How Clean Are Electric Cars? Depends on the State
Posted on Jul 19, 2010
With high-profile deals, expanding infrastructure and a growing list of models, the electric car is finally arriving, but, as they say, your mileage may vary. Charge that Tesla Roadster in Georgia, where they burn coal to power the grid, and you may as well be driving a Prius.

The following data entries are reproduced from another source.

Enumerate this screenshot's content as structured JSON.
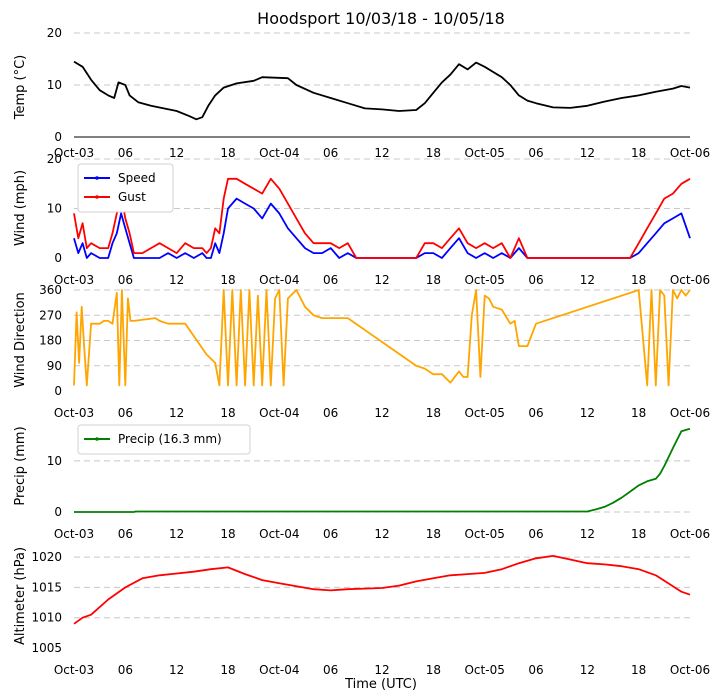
{
  "chart_data": {
    "title": "Hoodsport 10/03/18 - 10/05/18",
    "xlabel": "Time (UTC)",
    "x_range_hours": [
      0,
      72
    ],
    "x_ticks": [
      {
        "h": 0,
        "label": "Oct-03"
      },
      {
        "h": 6,
        "label": "06"
      },
      {
        "h": 12,
        "label": "12"
      },
      {
        "h": 18,
        "label": "18"
      },
      {
        "h": 24,
        "label": "Oct-04"
      },
      {
        "h": 30,
        "label": "06"
      },
      {
        "h": 36,
        "label": "12"
      },
      {
        "h": 42,
        "label": "18"
      },
      {
        "h": 48,
        "label": "Oct-05"
      },
      {
        "h": 54,
        "label": "06"
      },
      {
        "h": 60,
        "label": "12"
      },
      {
        "h": 66,
        "label": "18"
      },
      {
        "h": 72,
        "label": "Oct-06"
      }
    ],
    "panels": [
      {
        "id": "temp",
        "type": "line",
        "ylabel": "Temp (°C)",
        "ylim": [
          0,
          20
        ],
        "yticks": [
          0,
          10,
          20
        ],
        "series": [
          {
            "name": "Temp",
            "color": "#000000",
            "x": [
              0,
              1,
              2,
              3,
              4,
              4.7,
              5.2,
              6,
              6.5,
              7.5,
              9,
              10.5,
              12,
              13.5,
              14.3,
              15,
              15.7,
              16.5,
              17.5,
              19,
              21,
              22,
              25,
              26,
              28,
              30,
              32,
              34,
              36,
              38,
              40,
              41,
              42,
              43,
              44,
              45,
              46,
              47,
              48,
              49,
              50,
              51,
              52,
              53,
              54,
              56,
              58,
              60,
              62,
              64,
              66,
              68,
              70,
              71,
              72
            ],
            "y": [
              14.5,
              13.5,
              11,
              9,
              8,
              7.5,
              10.5,
              10,
              8,
              6.7,
              6,
              5.5,
              5,
              4,
              3.4,
              3.8,
              6,
              8,
              9.5,
              10.3,
              10.8,
              11.5,
              11.3,
              10,
              8.5,
              7.5,
              6.5,
              5.5,
              5.3,
              5,
              5.2,
              6.5,
              8.5,
              10.5,
              12,
              14,
              13,
              14.3,
              13.5,
              12.5,
              11.5,
              10,
              8,
              7,
              6.5,
              5.7,
              5.6,
              6,
              6.8,
              7.5,
              8,
              8.7,
              9.3,
              9.8,
              9.5
            ]
          }
        ]
      },
      {
        "id": "wind",
        "type": "line",
        "ylabel": "Wind (mph)",
        "ylim": [
          0,
          20
        ],
        "yticks": [
          0,
          10,
          20
        ],
        "legend": "upper-left",
        "series": [
          {
            "name": "Speed",
            "color": "#0000ff",
            "x": [
              0,
              0.5,
              1,
              1.5,
              2,
              3,
              4,
              4.5,
              5,
              5.5,
              6,
              6.5,
              7,
              8,
              9,
              10,
              11,
              12,
              13,
              14,
              15,
              15.5,
              16,
              16.5,
              17,
              17.5,
              18,
              19,
              20,
              21,
              22,
              23,
              24,
              25,
              26,
              27,
              28,
              29,
              30,
              31,
              32,
              33,
              34,
              36,
              38,
              40,
              41,
              42,
              43,
              44,
              45,
              46,
              47,
              48,
              49,
              50,
              51,
              52,
              53,
              54,
              56,
              58,
              60,
              62,
              64,
              65,
              66,
              67,
              68,
              69,
              70,
              71,
              72
            ],
            "y": [
              4,
              1,
              3,
              0,
              1,
              0,
              0,
              3,
              5,
              9,
              6,
              3,
              0,
              0,
              0,
              0,
              1,
              0,
              1,
              0,
              1,
              0,
              0,
              3,
              1,
              5,
              10,
              12,
              11,
              10,
              8,
              11,
              9,
              6,
              4,
              2,
              1,
              1,
              2,
              0,
              1,
              0,
              0,
              0,
              0,
              0,
              1,
              1,
              0,
              2,
              4,
              1,
              0,
              1,
              0,
              1,
              0,
              2,
              0,
              0,
              0,
              0,
              0,
              0,
              0,
              0,
              1,
              3,
              5,
              7,
              8,
              9,
              4
            ]
          },
          {
            "name": "Gust",
            "color": "#ff0000",
            "x": [
              0,
              0.5,
              1,
              1.5,
              2,
              3,
              4,
              4.5,
              5,
              5.5,
              6,
              6.5,
              7,
              8,
              9,
              10,
              11,
              12,
              13,
              14,
              15,
              15.5,
              16,
              16.5,
              17,
              17.5,
              18,
              19,
              20,
              21,
              22,
              23,
              24,
              25,
              26,
              27,
              28,
              29,
              30,
              31,
              32,
              33,
              34,
              36,
              38,
              40,
              41,
              42,
              43,
              44,
              45,
              46,
              47,
              48,
              49,
              50,
              51,
              52,
              53,
              54,
              56,
              58,
              60,
              62,
              64,
              65,
              66,
              67,
              68,
              69,
              70,
              71,
              72
            ],
            "y": [
              9,
              4,
              7,
              2,
              3,
              2,
              2,
              5,
              9,
              13,
              8,
              5,
              1,
              1,
              2,
              3,
              2,
              1,
              3,
              2,
              2,
              1,
              2,
              6,
              5,
              12,
              16,
              16,
              15,
              14,
              13,
              16,
              14,
              11,
              8,
              5,
              3,
              3,
              3,
              2,
              3,
              0,
              0,
              0,
              0,
              0,
              3,
              3,
              2,
              4,
              6,
              3,
              2,
              3,
              2,
              3,
              0,
              4,
              0,
              0,
              0,
              0,
              0,
              0,
              0,
              0,
              3,
              6,
              9,
              12,
              13,
              15,
              16
            ]
          }
        ]
      },
      {
        "id": "dir",
        "type": "line",
        "ylabel": "Wind Direction",
        "ylim": [
          0,
          360
        ],
        "yticks": [
          0,
          90,
          180,
          270,
          360
        ],
        "series": [
          {
            "name": "Direction",
            "color": "#ffa500",
            "x": [
              0,
              0.3,
              0.6,
              0.9,
              1.2,
              1.5,
              2,
              3,
              3.5,
              4,
              4.5,
              5,
              5.3,
              5.6,
              6,
              6.3,
              6.6,
              7,
              9.5,
              10,
              11,
              12,
              13,
              15.5,
              16.5,
              17,
              17.5,
              18,
              18.5,
              19,
              19.5,
              20,
              20.5,
              21,
              21.5,
              22,
              22.5,
              23,
              23.5,
              24,
              24.5,
              25,
              26,
              27,
              28,
              29,
              30,
              31,
              32,
              40,
              41,
              42,
              43,
              44,
              45,
              45.5,
              46,
              46.5,
              47,
              47.5,
              48,
              48.5,
              49,
              50,
              51,
              51.5,
              52,
              53,
              54,
              66,
              67,
              67.5,
              68,
              68.5,
              69,
              69.5,
              70,
              70.5,
              71,
              71.5,
              72
            ],
            "y": [
              20,
              280,
              100,
              300,
              150,
              20,
              240,
              240,
              250,
              250,
              240,
              350,
              20,
              360,
              20,
              330,
              250,
              250,
              260,
              250,
              240,
              240,
              240,
              130,
              100,
              20,
              360,
              20,
              360,
              20,
              360,
              20,
              360,
              20,
              340,
              20,
              360,
              20,
              330,
              360,
              20,
              330,
              360,
              300,
              270,
              260,
              260,
              260,
              260,
              90,
              80,
              60,
              60,
              30,
              70,
              50,
              50,
              270,
              360,
              50,
              340,
              330,
              300,
              290,
              240,
              250,
              160,
              160,
              240,
              360,
              20,
              360,
              20,
              360,
              340,
              20,
              360,
              330,
              360,
              340,
              360
            ]
          }
        ]
      },
      {
        "id": "precip",
        "type": "line",
        "ylabel": "Precip (mm)",
        "ylim": [
          0,
          18
        ],
        "yticks": [
          0,
          10
        ],
        "legend": "upper-left",
        "series": [
          {
            "name": "Precip (16.3 mm)",
            "color": "#008000",
            "x": [
              0,
              7,
              7.2,
              60,
              61,
              62,
              63,
              64,
              65,
              66,
              67,
              68,
              68.5,
              69,
              70,
              71,
              72
            ],
            "y": [
              0,
              0,
              0.1,
              0.1,
              0.5,
              1,
              1.8,
              2.8,
              4,
              5.2,
              6,
              6.5,
              7.5,
              9,
              12.5,
              15.8,
              16.3
            ]
          }
        ]
      },
      {
        "id": "alt",
        "type": "line",
        "ylabel": "Altimeter (hPa)",
        "ylim": [
          1005,
          1022
        ],
        "yticks": [
          1005,
          1010,
          1015,
          1020
        ],
        "series": [
          {
            "name": "Altimeter",
            "color": "#ff0000",
            "x": [
              0,
              1,
              2,
              4,
              6,
              8,
              10,
              12,
              14,
              16,
              18,
              20,
              22,
              24,
              26,
              28,
              30,
              32,
              34,
              36,
              38,
              40,
              42,
              44,
              46,
              48,
              50,
              52,
              54,
              56,
              58,
              60,
              62,
              64,
              66,
              68,
              70,
              71,
              72
            ],
            "y": [
              1009,
              1010,
              1010.5,
              1013,
              1015,
              1016.5,
              1017,
              1017.3,
              1017.6,
              1018,
              1018.3,
              1017.2,
              1016.2,
              1015.7,
              1015.2,
              1014.7,
              1014.5,
              1014.7,
              1014.8,
              1014.9,
              1015.3,
              1016,
              1016.5,
              1017,
              1017.2,
              1017.4,
              1018,
              1019,
              1019.8,
              1020.2,
              1019.6,
              1019,
              1018.8,
              1018.5,
              1018,
              1017,
              1015.2,
              1014.3,
              1013.8
            ]
          }
        ]
      }
    ]
  }
}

Still, even the dirtiest power plant is generally more efficient than the internal combustion engine. —PZS
San Francisco Chronicle:
The amount of greenhouse gas emissions saved by electric cars varies widely from state to state. California’s grid is relatively carbon-free, drawing 14.4 percent of its electricity in 2008 from nuclear plants, 11 percent from large hydroelectric dams and 10.6 percent from renewable sources such as geothermal plants and wind farms, according to the California Energy Commission. More than 45 percent of the state’s electricity comes from burning natural gas, which produces less carbon dioxide than coal.
Many states in the Midwest or Southeast, however, rely heavily on coal. There, electric cars will still produce fewer emissions than gasoline vehicles, but the difference won’t be as great.
“A Tesla in Georgia would give you about the same greenhouse gas emissions as a good Prius,” Hwang said, referring to Toyota’s popular hybrid car. “You’re not going backward, but you’re only doing as well as a Prius.”